Após a licenciatura e o mestrado, chegou a prestar concurso para lecionar na rede
estadual paulista, para desgosto dos pais. Mas um colega estava deixando uma escola
particular e indicou Felipe para ocupar sua vaga. Lá, durante três anos, deu aulas em
turmas dos ciclos I e II do Fundamental. Mas a vontade de estudar – ou de encerrar um
ciclo, como ele classifica – falou mais alto e Felipe resolveu fazer seu doutorado em
evolução na USP. Passou um ano na Europa estudando crânios de macacos. “Quando
terminei, em 2009, tive a certeza de que não queria ser cientista. É muito investimento para
pouco retorno, porque me incomodava bastante o fato de existirem umas dez pessoas no
mundo que leriam e que entenderiam a minha pesquisa”, reflete. Doutorado finalizado, a
EJA ressurgiu na vida de Felipe: um colega que dava aulas no Santa Cruz falou de uma
vaga. “Foi um timing perfeito”, lembra. Na primeira aula, foi bem acolhido e sentiu
generosidade dos alunos. “Eu me lembro de estar no carro, voltando para casa depois do
primeiro dia de trabalho, e pensar: ‘Como eu fiquei tanto tempo sem dar aula? Fiquei rindo
à toa”. Mas engana-se quem pensa que ser um educador na EJA é um mar de rosas.

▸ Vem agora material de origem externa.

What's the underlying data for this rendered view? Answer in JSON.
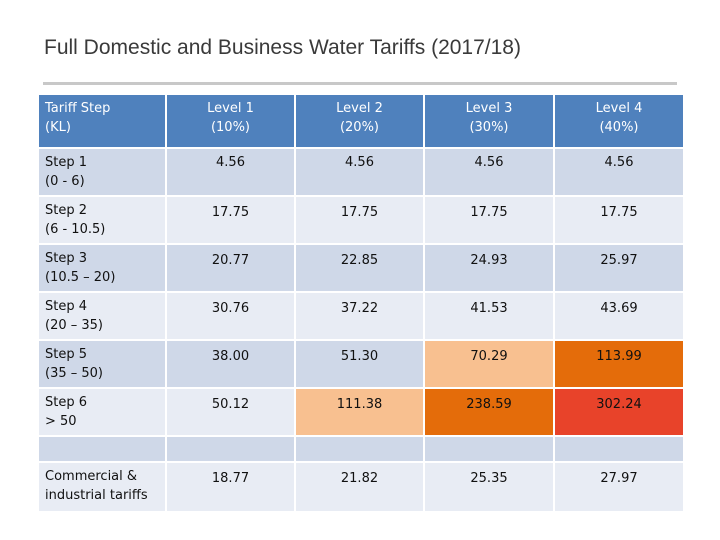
{
  "title": "Full Domestic and Business Water Tariffs (2017/18)",
  "header": {
    "col0": [
      "Tariff Step",
      "(KL)"
    ],
    "levels": [
      [
        "Level 1",
        "(10%)"
      ],
      [
        "Level 2",
        "(20%)"
      ],
      [
        "Level 3",
        "(30%)"
      ],
      [
        "Level 4",
        "(40%)"
      ]
    ]
  },
  "rows": [
    {
      "label": [
        "Step 1",
        "(0 - 6)"
      ],
      "values": [
        "4.56",
        "4.56",
        "4.56",
        "4.56"
      ]
    },
    {
      "label": [
        "Step 2",
        "(6 - 10.5)"
      ],
      "values": [
        "17.75",
        "17.75",
        "17.75",
        "17.75"
      ]
    },
    {
      "label": [
        "Step 3",
        "(10.5 – 20)"
      ],
      "values": [
        "20.77",
        "22.85",
        "24.93",
        "25.97"
      ]
    },
    {
      "label": [
        "Step 4",
        "(20 – 35)"
      ],
      "values": [
        "30.76",
        "37.22",
        "41.53",
        "43.69"
      ]
    },
    {
      "label": [
        "Step 5",
        "(35 – 50)"
      ],
      "values": [
        "38.00",
        "51.30",
        "70.29",
        "113.99"
      ]
    },
    {
      "label": [
        "Step 6",
        "> 50"
      ],
      "values": [
        "50.12",
        "111.38",
        "238.59",
        "302.24"
      ]
    },
    {
      "label": [
        "",
        ""
      ],
      "values": [
        "",
        "",
        "",
        ""
      ]
    },
    {
      "label": [
        "Commercial &",
        "industrial tariffs"
      ],
      "values": [
        "18.77",
        "21.82",
        "25.35",
        "27.97"
      ]
    }
  ],
  "highlight_colors": {
    "light_orange": "#f8c090",
    "orange": "#e46c0a",
    "red": "#e8432a"
  }
}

“Não foi difícil. É difícil. É desafiador: cada turma que eu pego, eu começo do zero”, diz.
Atualmente, Felipe só leciona na EJA do Santa Cruz. Ele gosta de lembrar que, no
decorrer da vida acadêmica, foi premiado diversas vezes: sua iniciação cientifica recebeu
como
melhor
bolsista
e
o
doutorado
foi
reconhecido
pela
Coordenação
de
Aperfeiçoamento de Pessoal de Nível Superior (Capes). “Ser professor não foi minha
última opção de carreira. Não foi o que me restou. Eu escolhi isso para minha vida.”